7.2.6. Panama Hastalığı
(Banana wilt-Fusarium oxysporum f.cubense) Muz solgunluğu, Fusarium solgunluğu da denilen bu hastalığa mantar sebep olur. Fusarium oxysporum f.cubense hastalık etmenidir. Bir toprak mantarı hastalığıdır ve bitkiye köklerden girer. Duyarlı muzların yumrusunda zarar yapar. Bir visküler solgunluğa neden olur. Mantar toprakta uzun süre dayanır. Tropikal Asya, Afrika ve Amerika'nın bir çok bölgelerinde yaygındır. Genel olarak etkili kontrol, sadece dayanıklı klonlarla yetiştiricilik yapmaktır. Gross Michel klonu Panama hastalığına duyarlıdır. Bu klonla kurulmuş olan bahçeler bu hastalıktan bahçenin tamamen ölmesine varacak kadar zarar görmektedir. Bu nedenle yerini Cavendish grubuna giren hastalığa dayanıklı klonlara terketmiştir. Sıcak toprak ısısı ve kötü drenaj, yüksek toprak rutubeti yayılmayı arttırır. Bu hastalıkta subtropik şartlarda görülmemektedir.
Bodur muzlar bu hastalığa dayanıklıdır. Hastalık, alt yapraklarda kenardan orta damara doğru parlak sarı bir bant görülmesi ile farkedilir. Bu yapraklar bir kaç gün içinde solar. Yaprak sapları bükülür, kuruyarak aşağı sarkar. Sonraları üst yapraklarda kurur ve bitki çürür. Bitkiler herhangi bir zamanda bu hastalığa yakalanabilir. Eğer meyveler tamamen gelişmeden bitki bu hastalığa yakalanmışsa bitki ölmeden önce, çok az bir olasılıkla hasat yapılır. Yalancı gövde içindeki öz su borularında sarı turuncu, mor kırmızı renkli benekler görülür. Dayanıklı çeşit ve fazla suların drene edilmesi ile hastalık denetim altına alınabilir.
Ülkemiz muzlarının köklerinde belirlenen hastalık Fusarium oxysporum’un bir çeşididir. Panama hastalığının henüz tesbit edilmemiş olması, yok olduğu anlamına gelmez. Çünkü ülkemizde yetişen muzlar bu hastalığa dayanıklı Cavendish grubu (Musa cavendishi) muzlarındandır.
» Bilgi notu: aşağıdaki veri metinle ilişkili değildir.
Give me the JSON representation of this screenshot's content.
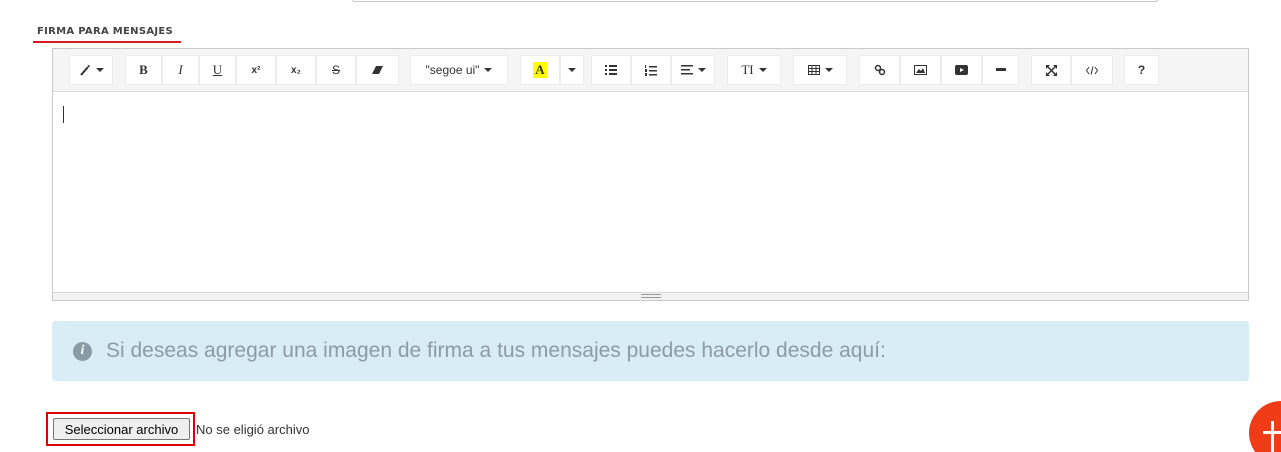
{
  "section": {
    "label": "FIRMA PARA MENSAJES"
  },
  "toolbar": {
    "bold": "B",
    "italic": "I",
    "underline": "U",
    "superscript": "x²",
    "subscript": "x₂",
    "strike": "S",
    "font_name": "\"segoe ui\"",
    "color_letter": "A",
    "font_size": "TI",
    "help": "?"
  },
  "info": {
    "text": "Si deseas agregar una imagen de firma a tus mensajes puedes hacerlo desde aquí:"
  },
  "file": {
    "button_label": "Seleccionar archivo",
    "status": "No se eligió archivo"
  },
  "colors": {
    "accent": "#d71920",
    "info_bg": "#d9edf7",
    "fab": "#f03c16"
  }
}
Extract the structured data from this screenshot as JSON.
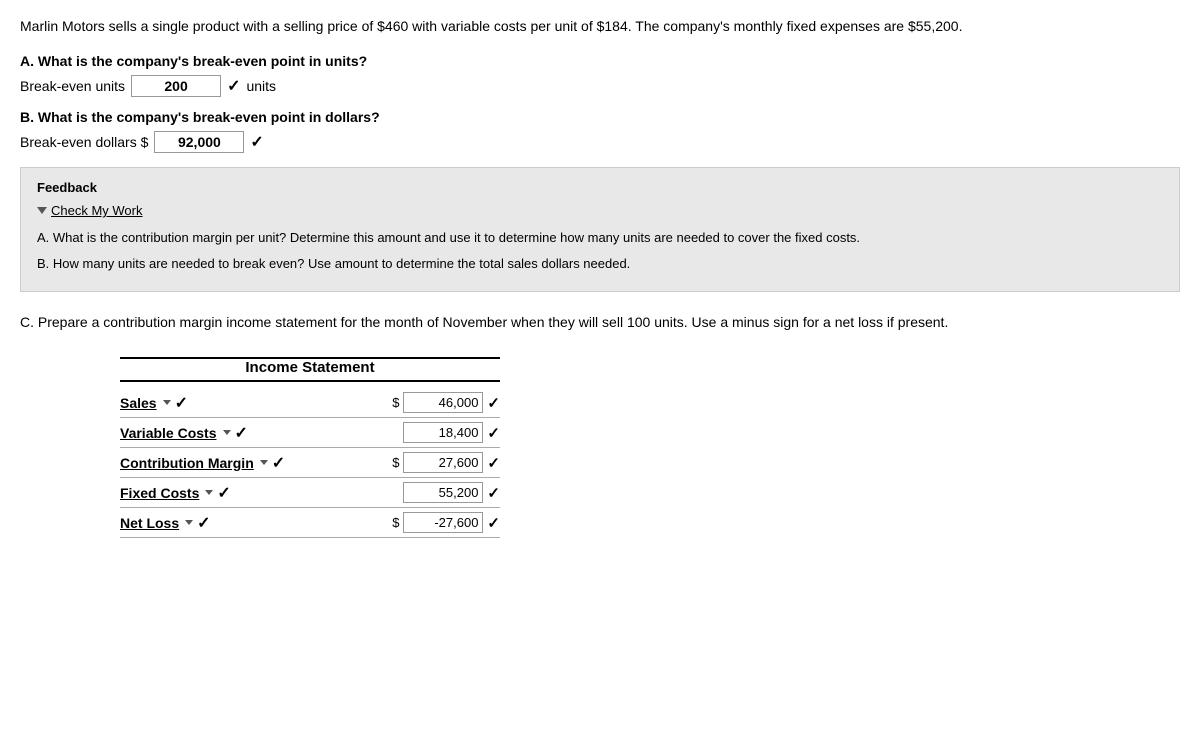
{
  "intro": {
    "text": "Marlin Motors sells a single product with a selling price of $460 with variable costs per unit of $184. The company's monthly fixed expenses are $55,200."
  },
  "question_a": {
    "label": "A. What is the company's break-even point in units?",
    "field_label": "Break-even units",
    "value": "200",
    "suffix": "units"
  },
  "question_b": {
    "label": "B. What is the company's break-even point in dollars?",
    "field_label": "Break-even dollars $",
    "value": "92,000"
  },
  "feedback": {
    "title": "Feedback",
    "cmw_label": "Check My Work",
    "hint_a": "A. What is the contribution margin per unit? Determine this amount and use it to determine how many units are needed to cover the fixed costs.",
    "hint_b": "B. How many units are needed to break even? Use amount to determine the total sales dollars needed."
  },
  "question_c": {
    "label": "C. Prepare a contribution margin income statement for the month of November when they will sell 100 units. Use a minus sign for a net loss if present."
  },
  "income_statement": {
    "title": "Income Statement",
    "rows": [
      {
        "label": "Sales",
        "dollar_prefix": "$",
        "value": "46,000",
        "has_dollar": true
      },
      {
        "label": "Variable Costs",
        "dollar_prefix": "",
        "value": "18,400",
        "has_dollar": false
      },
      {
        "label": "Contribution Margin",
        "dollar_prefix": "$",
        "value": "27,600",
        "has_dollar": true
      },
      {
        "label": "Fixed Costs",
        "dollar_prefix": "",
        "value": "55,200",
        "has_dollar": false
      },
      {
        "label": "Net Loss",
        "dollar_prefix": "$",
        "value": "-27,600",
        "has_dollar": true
      }
    ]
  }
}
Resim 24. Panama Hastalığı
Fusarium oxysporum f.cubense bitkiye köklerden girer; herhangi bir sebeple köklerde oluşan yaralanmalar, hastalık etmeninin köklere girişini artırır. Köklerdeki iletim dokularını tıkayan etmen ana gövdeye (yumruya) ve oradan da yalancı gövdeye geçerek iletim dokularını tıkamakta, bitkinin besin alışverişini durdurarak onun solmasına neden olmaktadır. Gerek kök, gerek ana gövde ve yalancı gövdeden kesit alındığında kırmızı-menekşe rengiyle bu hastalık kolayca tanınabilir.
7.2.7. Muz Meyvesi Parmak İçi Çürüklüğü
(Fusarium moniliforme) Muz meyve parmaklarının çiçek burnundan başlayarak, içine doğru girmiş siyah renkte bir çürüklük veya meyve sırtlarında çatlamalar, çatlak kısımlardan gelişen siyah çürüklükler şeklinde belirtiler gösterir. Muz dalının tarakları tamamen açıldıktan sonra, parmaklar henüz dolmadan, tazeyken, muz parmaklarının ucundaki çiçek artıkları, çiçeklenme tamamlandıktan sonra elle temizlenirse bu hastalık fazla yaşanmaz. Bu temizleme muz meyvesinin parmak ucunda sarartma sonrası görülen kararmanın olmamasını sağlayacak, ayrıca Türk Standartları Enstitüsünün Muz Standardlarında istenen bir durumu da ortaya çıkacaktır. (Ek Resim 21. Muzda Meyve İçi Fusarium Çürüklüğü)
100 lt. suya 200 gr. Aliette, 200 gr. Hektiram forte, 60-75 gr. Benlate, 200 gr. Penncozeb 80 WP., Takistin 50 WP, 100 ml. Saprol ilaçları ile yapılacak düzenli uygulamalar hastalığın kontrol altına alınmasında yardımcı olacaktır.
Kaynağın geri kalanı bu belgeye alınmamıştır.